Even the best corporate strategists can’t be certain, but they can look at some of today’s social, technological and business trends and countertrends to see which way the proverbial winds are blowing.
How do you envision the future of work? Maybe you think the future will be a lot like the present, with a few more gadgets, a little more globalization, a smidgen more flexibility and a bit less job security. Perhaps you imagine that most employees will be skilled, telecommuting, well-paid free agents who work for the highest bidder in a super-flexible, highly connected global
network of employers. Or maybe you visualize a more dystopian world dominated by a winner-take-all toxic capitalism in which a group of super-rich Haves lord it over a majority of Have-Nots who work longer and longer hours for less pay. Possibly you foresee the day when employment-based work will be replaced by government provided living wages, worker-owned enterprises and volunteer associations.

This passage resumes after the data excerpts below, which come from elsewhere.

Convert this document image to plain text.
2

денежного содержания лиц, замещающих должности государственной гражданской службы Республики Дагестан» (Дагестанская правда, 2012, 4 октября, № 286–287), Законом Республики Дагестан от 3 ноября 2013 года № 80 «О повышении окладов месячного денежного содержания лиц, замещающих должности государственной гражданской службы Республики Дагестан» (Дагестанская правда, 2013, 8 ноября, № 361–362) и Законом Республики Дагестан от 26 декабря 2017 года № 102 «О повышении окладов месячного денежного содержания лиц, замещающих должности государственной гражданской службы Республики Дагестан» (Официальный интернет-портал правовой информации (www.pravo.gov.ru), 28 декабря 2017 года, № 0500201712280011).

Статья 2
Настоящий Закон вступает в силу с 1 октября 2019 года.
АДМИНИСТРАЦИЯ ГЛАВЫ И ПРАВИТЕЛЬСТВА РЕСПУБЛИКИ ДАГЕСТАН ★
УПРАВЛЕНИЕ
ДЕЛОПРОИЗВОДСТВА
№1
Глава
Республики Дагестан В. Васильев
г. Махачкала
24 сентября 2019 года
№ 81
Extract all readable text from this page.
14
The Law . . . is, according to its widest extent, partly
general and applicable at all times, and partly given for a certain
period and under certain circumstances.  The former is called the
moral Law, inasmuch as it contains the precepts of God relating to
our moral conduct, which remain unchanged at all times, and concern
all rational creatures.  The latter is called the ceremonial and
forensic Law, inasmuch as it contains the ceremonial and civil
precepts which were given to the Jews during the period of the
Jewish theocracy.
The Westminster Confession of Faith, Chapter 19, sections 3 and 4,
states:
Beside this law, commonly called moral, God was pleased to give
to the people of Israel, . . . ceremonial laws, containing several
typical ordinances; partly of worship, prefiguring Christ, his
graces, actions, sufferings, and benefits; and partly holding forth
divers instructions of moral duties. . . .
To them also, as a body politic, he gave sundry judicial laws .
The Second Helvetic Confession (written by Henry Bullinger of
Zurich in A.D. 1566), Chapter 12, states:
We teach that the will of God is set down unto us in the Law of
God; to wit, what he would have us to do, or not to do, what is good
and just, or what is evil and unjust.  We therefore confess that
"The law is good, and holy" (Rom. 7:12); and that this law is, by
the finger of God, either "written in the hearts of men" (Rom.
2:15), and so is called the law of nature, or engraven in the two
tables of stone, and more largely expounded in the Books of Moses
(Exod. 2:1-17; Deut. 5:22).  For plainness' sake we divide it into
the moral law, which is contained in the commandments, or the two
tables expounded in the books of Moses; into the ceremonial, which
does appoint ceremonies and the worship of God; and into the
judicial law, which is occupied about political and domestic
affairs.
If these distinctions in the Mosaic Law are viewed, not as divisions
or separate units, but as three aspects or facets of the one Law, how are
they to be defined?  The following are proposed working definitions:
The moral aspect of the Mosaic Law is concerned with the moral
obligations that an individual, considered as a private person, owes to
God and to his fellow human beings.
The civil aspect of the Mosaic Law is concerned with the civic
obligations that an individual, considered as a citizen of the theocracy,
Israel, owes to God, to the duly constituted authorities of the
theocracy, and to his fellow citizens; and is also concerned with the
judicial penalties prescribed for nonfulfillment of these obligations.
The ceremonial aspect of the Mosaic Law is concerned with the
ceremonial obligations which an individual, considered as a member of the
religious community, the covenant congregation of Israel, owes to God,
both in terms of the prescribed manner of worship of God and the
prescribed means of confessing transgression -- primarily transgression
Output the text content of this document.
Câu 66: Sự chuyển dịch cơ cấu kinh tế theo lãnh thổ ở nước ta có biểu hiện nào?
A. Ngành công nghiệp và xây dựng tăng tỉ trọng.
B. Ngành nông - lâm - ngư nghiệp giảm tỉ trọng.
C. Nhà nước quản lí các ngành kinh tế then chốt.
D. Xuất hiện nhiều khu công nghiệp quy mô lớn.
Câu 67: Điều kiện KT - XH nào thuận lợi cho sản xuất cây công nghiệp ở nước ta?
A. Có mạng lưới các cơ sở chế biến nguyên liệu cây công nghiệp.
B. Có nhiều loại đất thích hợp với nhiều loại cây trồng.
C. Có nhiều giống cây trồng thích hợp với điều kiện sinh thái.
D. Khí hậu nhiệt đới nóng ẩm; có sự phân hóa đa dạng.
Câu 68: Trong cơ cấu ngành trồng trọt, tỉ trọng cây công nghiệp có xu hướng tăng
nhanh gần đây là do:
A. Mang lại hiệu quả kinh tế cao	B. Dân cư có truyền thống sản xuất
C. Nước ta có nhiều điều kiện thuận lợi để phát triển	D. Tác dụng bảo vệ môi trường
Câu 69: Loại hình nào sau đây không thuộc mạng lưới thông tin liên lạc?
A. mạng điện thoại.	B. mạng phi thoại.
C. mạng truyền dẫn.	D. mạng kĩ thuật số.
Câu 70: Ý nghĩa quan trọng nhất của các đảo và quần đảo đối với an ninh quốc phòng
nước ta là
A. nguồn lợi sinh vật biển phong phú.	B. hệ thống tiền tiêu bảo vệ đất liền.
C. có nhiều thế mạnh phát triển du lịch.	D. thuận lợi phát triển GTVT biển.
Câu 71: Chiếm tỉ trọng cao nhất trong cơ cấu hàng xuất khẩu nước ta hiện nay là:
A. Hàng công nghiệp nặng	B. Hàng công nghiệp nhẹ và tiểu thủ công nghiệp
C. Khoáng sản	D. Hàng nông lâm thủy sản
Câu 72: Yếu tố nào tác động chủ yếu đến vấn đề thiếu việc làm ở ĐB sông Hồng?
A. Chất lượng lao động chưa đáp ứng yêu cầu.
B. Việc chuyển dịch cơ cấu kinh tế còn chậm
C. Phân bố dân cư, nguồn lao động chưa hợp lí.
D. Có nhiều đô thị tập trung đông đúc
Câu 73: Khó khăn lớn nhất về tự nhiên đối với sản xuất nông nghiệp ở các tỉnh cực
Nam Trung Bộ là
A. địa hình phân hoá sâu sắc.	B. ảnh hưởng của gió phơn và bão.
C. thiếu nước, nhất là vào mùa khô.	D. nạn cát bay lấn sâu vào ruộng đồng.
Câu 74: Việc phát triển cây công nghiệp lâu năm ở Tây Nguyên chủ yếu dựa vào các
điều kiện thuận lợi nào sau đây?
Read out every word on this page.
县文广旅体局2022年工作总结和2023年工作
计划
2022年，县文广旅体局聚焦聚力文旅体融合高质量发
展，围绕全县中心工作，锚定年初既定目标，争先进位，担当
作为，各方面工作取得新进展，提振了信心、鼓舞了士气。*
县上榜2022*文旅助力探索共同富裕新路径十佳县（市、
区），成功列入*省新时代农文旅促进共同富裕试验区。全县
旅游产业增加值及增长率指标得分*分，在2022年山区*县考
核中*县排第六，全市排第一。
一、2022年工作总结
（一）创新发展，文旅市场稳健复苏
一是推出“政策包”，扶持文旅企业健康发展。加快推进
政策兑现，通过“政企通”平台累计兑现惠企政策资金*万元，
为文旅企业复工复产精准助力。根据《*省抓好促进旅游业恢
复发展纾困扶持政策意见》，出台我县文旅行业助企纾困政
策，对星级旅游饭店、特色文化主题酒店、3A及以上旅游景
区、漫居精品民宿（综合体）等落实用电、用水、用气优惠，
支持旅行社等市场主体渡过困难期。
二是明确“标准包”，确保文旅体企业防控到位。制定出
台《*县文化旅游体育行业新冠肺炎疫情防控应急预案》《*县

These are just a few examples of what may come to pass, and none can be written off as impossible. The future may contain aspects of each (or none) of these visions, or each one may arise in different regions of the world or at different times. Even the best corporate strategists can’t be certain, but they can look at some of today’s social, technological and business trends and countertrends to see which way the proverbial winds are blowing. By engaging in such an analysis of the business environment, managers can develop a variety of ideas about how work and the workplace will change in coming years.